Blank walls and an empty room greeted me when I barged into her bedroom. Not even Bruce, the damn huntsman spider, was there to greet me. Scouring every room including my own didn’t help me either.

“Charlie?” I said down the radio when I pressed down the button. “Scotty?”

“Here, boss,” came the Scotsman crackly reply.

“Have you seen Mackenzie anywhere?”

“Nope. Just headed over to the hay shed to check the new bales. Want me to go and look for her?”

“Nah, I’ve got this,” I replied, trying my damnedest to keep the concern out of my voice.

Except I didn’t. As I walked outside and stared at the familiar sights of the farm, I had no bloody idea where my girl was, and that was a problem.

Hours later, I stepped out of the shower and then threw on some clothes.

Barely noticed the sandwich maker sizzling, because I’d spent the last few hours stewing.

I’d rung Mackenzie, and Charlie, and when they didn’t answer, I started calling around places in town, hoping someone had caught sight of the two of them.

The vet’s had.

They reported that the girls had brought in some injured wildlife to the triage centre that was set up in the town hall.

Been out in the forest, walking between burnt out trees, unaware that a ground fire could start all over again with the barest of provocation.

I pulled the toasties out of the machine and tossed them onto the chopping board, then sliced them in half with more vehemence than needed.
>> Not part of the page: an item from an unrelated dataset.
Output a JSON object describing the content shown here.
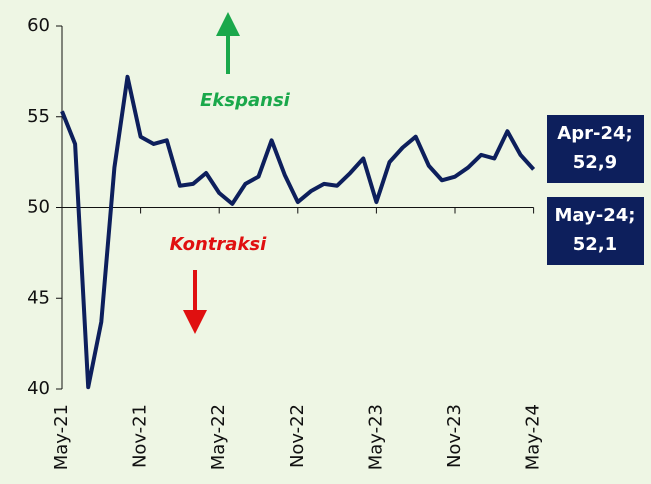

Then I heard the door open.

Striding out into the dining room was a relief of sorts, but only momentarily.

The boys stopped chatting for a second, going silent when they saw my expression.

Standing there, taking in every sooty mark, the state of their boots, something rushed up inside me, ready to burn me to cinders.

It tried to push me forward, into Mackenzie’s arms, but that temper of mine got in the way.

Glaring at the two of them, my hands went to my hips.

“Where the hell have you two been?” I snapped.